Le pouvoir des jurons
Une nouvelle étude a montré que jurer peut améliorer la force, la concentration et l’endurance. Notre corps possède un avantage qui nous permet de puiser dans des réserves cachées de force et d’endurance lorsque la pression se fait sentir. Les résultats ont été publiés dans la revue «American Psychologist»(s’ouvre dans une nouvelle fenêtre). «D’une certaine manière, cette étude confirme ce que nous considérons comme du bon sens, à savoir que les jurons peuvent nous donner un coup de fouet lorsque nous en avons besoin», déclare l’auteur principal qui a dirigé la recherche, Richard Stephens, psychologue à l’université de Keele, au Royaume-Uni, à «The Telegraph»(s’ouvre dans une nouvelle fenêtre). «Nous pouvons l’observer au quotidien (par exemple, l’haltérophile dans la salle de sport, le cycliste qui monte une côte). Le fait de s’insulter peut aider à se motiver et à réussir.» Les chercheurs ont demandé à 192 participants de faire des pompes sur une chaise. Ils ont tenu leur corps au-dessus d’une chaise en s’appuyant sur leurs bras, puis ont poussé de haut en bas aussi longtemps qu’ils le pouvaient. Ils devaient faire des pompes tout en répétant toutes les deux secondes un juron de leur choix ou un mot non grossier. Ceux qui ont juré ont duré beaucoup plus longtemps que les autres. Ils supportaient leur poids pendant une période beaucoup plus longue. Après l’expérience, les volontaires ont répondu à des questions sur leur état mental pendant l’épreuve des pompes. Les questions visaient à évaluer l’émotion positive ressentie, le caractère amusant de la tâche, le degré de distraction et la confiance en soi. Les questionnaires ont montré qu’ils se sentaient plus concentrés et qu’ils étaient entièrement absorbés par l’exercice de pompes lorsqu’ils juraient.
Tout est dans la tête
Pour déterminer dans quelle mesure les jurons nous aident, l’équipe a fusionné les données des expériences avec les conclusions d’une étude antérieure.
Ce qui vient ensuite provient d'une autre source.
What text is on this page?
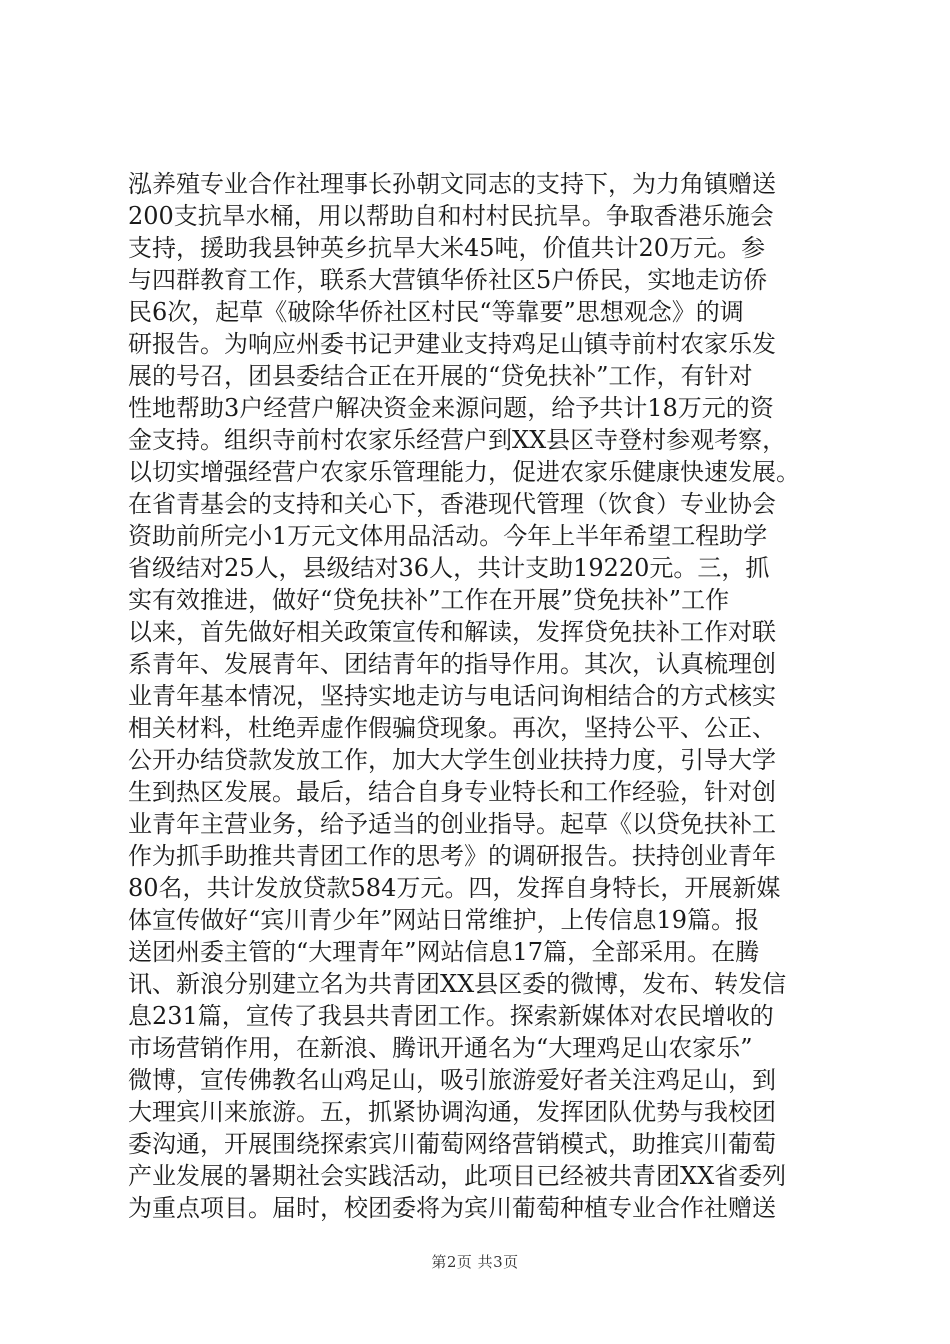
泓养殖专业合作社理事长孙朝文同志的支持下，为力角镇赠送
200支抗旱水桶，用以帮助自和村村民抗旱。争取香港乐施会
支持，援助我县钟英乡抗旱大米45吨，价值共计20万元。参
与四群教育工作，联系大营镇华侨社区5户侨民，实地走访侨
民6次，起草《破除华侨社区村民“等靠要”思想观念》的调
研报告。为响应州委书记尹建业支持鸡足山镇寺前村农家乐发
展的号召，团县委结合正在开展的“贷免扶补”工作，有针对
性地帮助3户经营户解决资金来源问题，给予共计18万元的资
金支持。组织寺前村农家乐经营户到XX县区寺登村参观考察，
以切实增强经营户农家乐管理能力，促进农家乐健康快速发展。
在省青基会的支持和关心下，香港现代管理（饮食）专业协会
资助前所完小1万元文体用品活动。今年上半年希望工程助学
省级结对25人，县级结对36人，共计支助19220元。三，抓
实有效推进，做好“贷免扶补”工作在开展”贷免扶补”工作
以来，首先做好相关政策宣传和解读，发挥贷免扶补工作对联
系青年、发展青年、团结青年的指导作用。其次，认真梳理创
业青年基本情况，坚持实地走访与电话问询相结合的方式核实
相关材料，杜绝弄虚作假骗贷现象。再次，坚持公平、公正、
公开办结贷款发放工作，加大大学生创业扶持力度，引导大学
生到热区发展。最后，结合自身专业特长和工作经验，针对创
业青年主营业务，给予适当的创业指导。起草《以贷免扶补工
作为抓手助推共青团工作的思考》的调研报告。扶持创业青年
80名，共计发放贷款584万元。四，发挥自身特长，开展新媒
体宣传做好“宾川青少年”网站日常维护，上传信息19篇。报
送团州委主管的“大理青年”网站信息17篇，全部采用。在腾
讯、新浪分别建立名为共青团XX县区委的微博，发布、转发信
息231篇，宣传了我县共青团工作。探索新媒体对农民增收的
市场营销作用，在新浪、腾讯开通名为“大理鸡足山农家乐”
微博，宣传佛教名山鸡足山，吸引旅游爱好者关注鸡足山，到
大理宾川来旅游。五，抓紧协调沟通，发挥团队优势与我校团
委沟通，开展围绕探索宾川葡萄网络营销模式，助推宾川葡萄
产业发展的暑期社会实践活动，此项目已经被共青团XX省委列
为重点项目。届时，校团委将为宾川葡萄种植专业合作社赠送
第2页 共3页
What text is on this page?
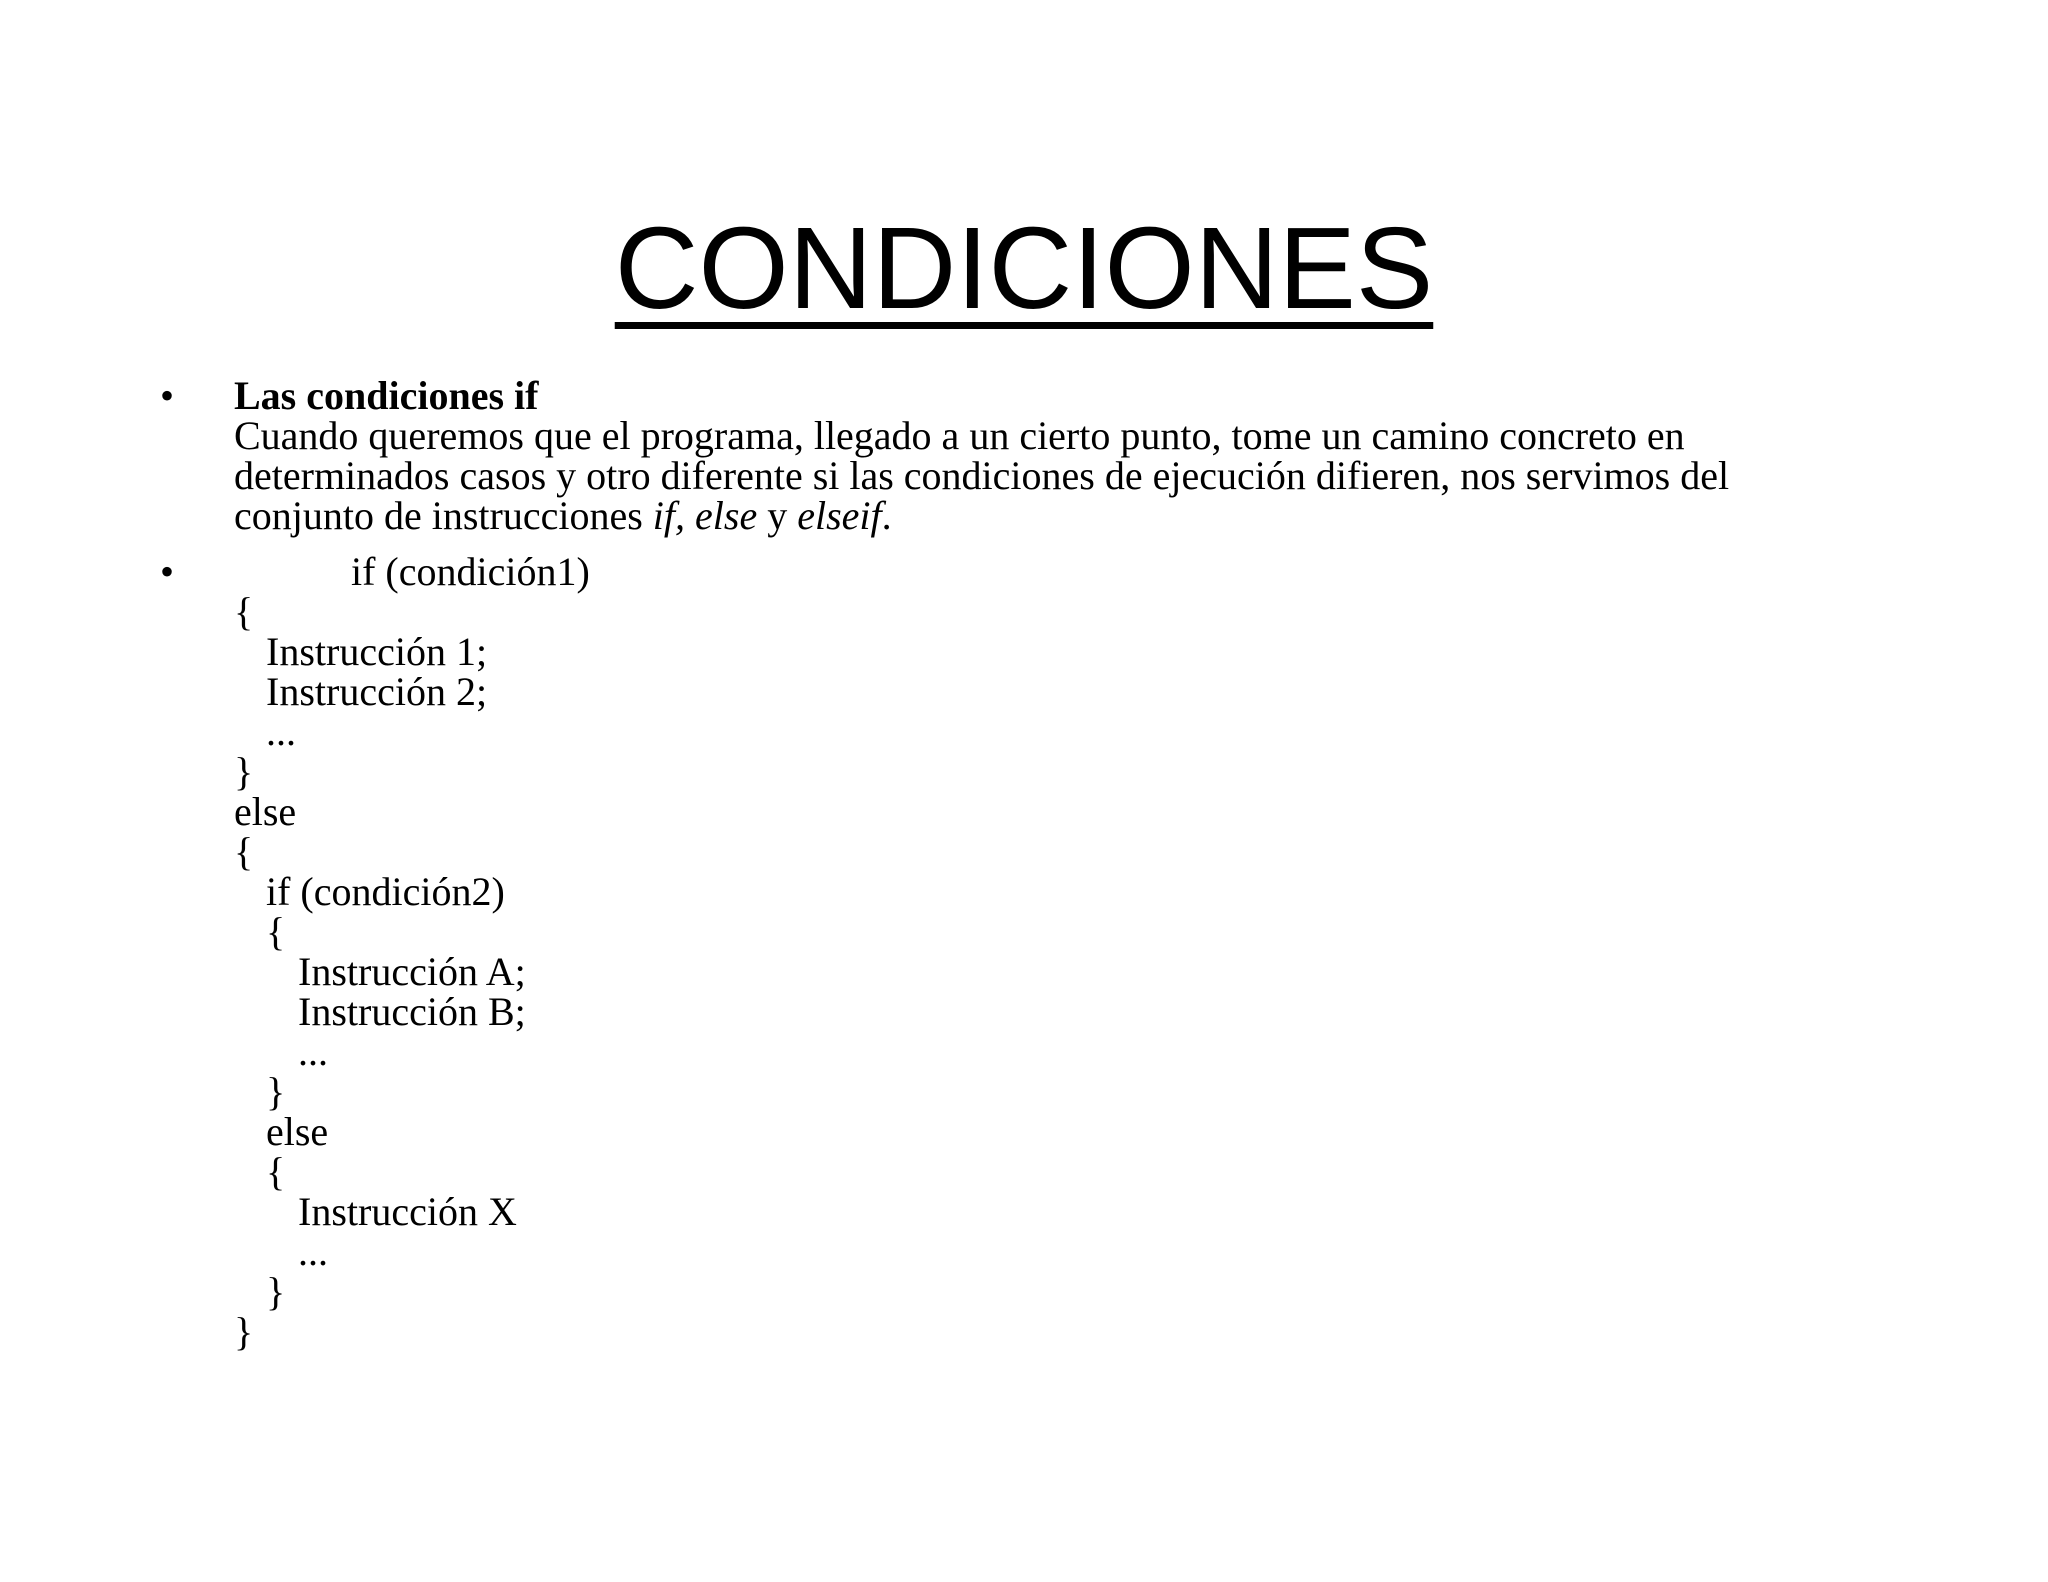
CONDICIONES
• Las condiciones if
Cuando queremos que el programa, llegado a un cierto punto, tome un camino concreto en
determinados casos y otro diferente si las condiciones de ejecución difieren, nos servimos del
conjunto de instrucciones if, else y elseif.
•	if (condición1)
{
Instrucción 1;
Instrucción 2;
...
}
else
{
if (condición2)
{
Instrucción A;
Instrucción B;
...
}
else
{
Instrucción X
...
}
}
Les résultats ont révélé que les jurons semblaient améliorer les performances en stimulant la distraction, la confiance en soi et l’absorption complète. «Dans de nombreuses situations, les personnes s’empêchent, consciemment ou inconsciemment, d’utiliser toute leur force», explique Richard Stephens dans «The Guardian»(s’ouvre dans une nouvelle fenêtre). «Les jurons sont un moyen facile de se sentir concentré, confiant et moins distrait, et d’y aller un peu plus fort.» Il ajoute: «Ces résultats expliquent pourquoi les jurons sont si courants. Jurer est littéralement un outil sans calories, sans drogues, peu coûteux et facilement disponible lorsque nous avons besoin d’augmenter nos performances.» Les psychologues cherchent à savoir si le regain de confiance lié aux jurons pourrait être utile dans des domaines tels que la prise de parole en public. «Il y a beaucoup de situations où l’hésitation peut nous être préjudiciable. Vous pourriez aller dans une pièce calme, jurer pendant une minute, puis sortir et faire votre exposé. Je parie que des personnes le font déjà.» Richard Stephens a rappelé que le fait de jurer est une approche qui comporte également un certain risque. «Quand on utilise un juron, on n’est jamais sûr de la façon dont il va être perçu. Vous devez connaître votre public et les personnes qui vous entourent. Vous risquez de vous retrouver dans de beaux draps si vous jurez de manière inappropriée.»